Generalizable Embeddings with Cross-batch Metric Learning

TL;DR

This paper introduces a novel perspective on global average pooling in deep metric learning by modeling it as a convex combination of learnable prototypes, enabling better generalization to unseen classes through cross-batch regularization.

Contribution

It formulates GAP as a convex combination of prototypes and develops a recursive learning process that improves generalization across batches in deep metric learning.

Findings

Improved generalization to unseen classes.

Effective regularization via cross-batch prototype fitting.
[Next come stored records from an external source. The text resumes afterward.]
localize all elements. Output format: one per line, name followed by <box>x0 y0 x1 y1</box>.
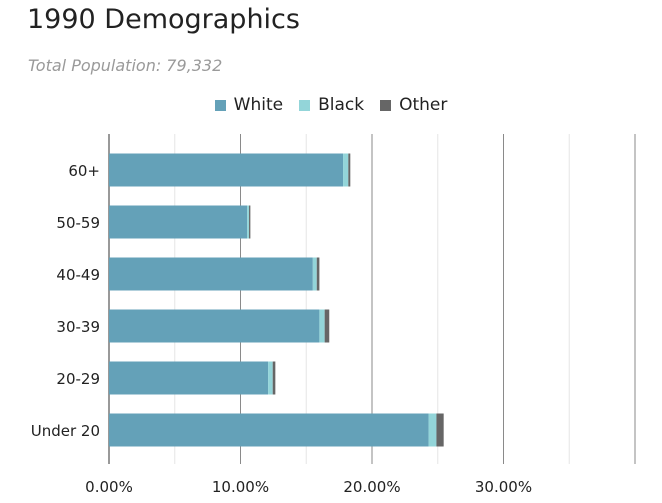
bar-segment-black-5 <box>428 413 437 447</box>
legend-item-black[interactable]: Black <box>299 95 364 115</box>
y-tick-label: Under 20 <box>31 422 100 440</box>
bar-segment-black-0 <box>343 153 349 187</box>
bar-segment-white-5 <box>109 413 429 447</box>
y-tick-label: 60+ <box>68 162 100 180</box>
legend-label-other: Other <box>399 95 448 115</box>
legend-swatch-white <box>214 99 226 111</box>
y-tick-label: 30-39 <box>56 318 100 336</box>
legend-swatch-black <box>299 99 311 111</box>
x-tick-label: 20.00% <box>343 478 400 496</box>
x-tick-label: 10.00% <box>212 478 269 496</box>
legend-label-black: Black <box>318 95 365 115</box>
x-tick-label: 30.00% <box>475 478 532 496</box>
x-tick-label: 0.00% <box>85 478 133 496</box>
y-tick-label: 50-59 <box>56 214 100 232</box>
bar-segment-black-4 <box>268 361 273 395</box>
y-tick-label: 20-29 <box>56 370 100 388</box>
bar-segment-other-1 <box>249 205 251 239</box>
chart-legend: White Black Other <box>0 95 662 115</box>
legend-item-white[interactable]: White <box>214 95 284 115</box>
legend-swatch-other <box>380 99 392 111</box>
chart-subtitle: Total Population: 79,332 <box>28 56 223 75</box>
bar-segment-other-0 <box>348 153 351 187</box>
bar-segment-other-3 <box>324 309 330 343</box>
bar-segment-other-4 <box>272 361 276 395</box>
bar-segment-black-3 <box>319 309 325 343</box>
bar-segment-black-2 <box>312 257 317 291</box>
bar-segment-white-0 <box>109 153 344 187</box>
bar-segment-white-1 <box>109 205 248 239</box>
chart-title: 1990 Demographics <box>27 4 300 35</box>
legend-label-white: White <box>233 95 284 115</box>
bar-segment-other-2 <box>316 257 320 291</box>
bar-segment-white-3 <box>109 309 320 343</box>
legend-item-other[interactable]: Other <box>380 95 447 115</box>
y-tick-label: 40-49 <box>56 266 100 284</box>
bar-segment-white-2 <box>109 257 313 291</box>
bar-segment-other-5 <box>436 413 444 447</box>
bar-segment-black-1 <box>247 205 250 239</box>
bar-segment-white-4 <box>109 361 269 395</box>
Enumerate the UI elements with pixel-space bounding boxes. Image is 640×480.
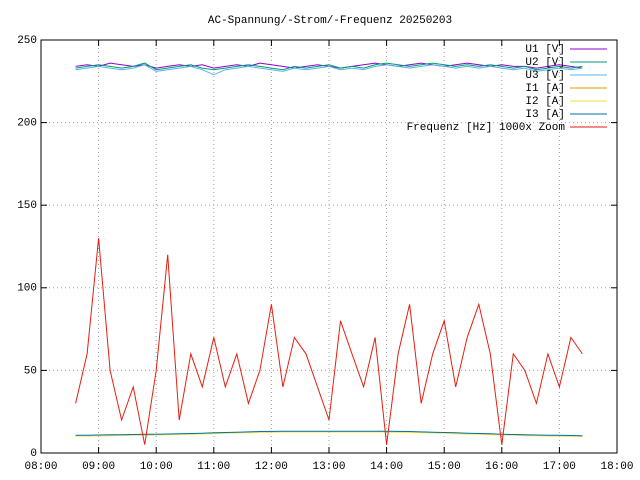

Validated on 4 popular DML benchmarks.

Abstract

Global average pooling (GAP) is a popular component in deep metric learning (DML) for aggregating features. Its effectiveness is often attributed to treating each feature vector as a distinct semantic entity and GAP as a combination of them. Albeit substantiated, such an explanation's algorithmic implications to learn generalizable entities to represent unseen classes, a crucial DML goal, remain unclear. To address this, we formulate GAP as a convex combination of learnable prototypes. We then show that the prototype learning can be expressed as a recursive process fitting a linear predictor to a batch of samples. Building on that perspective, we consider two batches of disjoint classes at each iteration and regularize the learning by expressing the samples of a batch with the prototypes that are fitted to the other batch. We validate our approach on 4 popular DML benchmarks.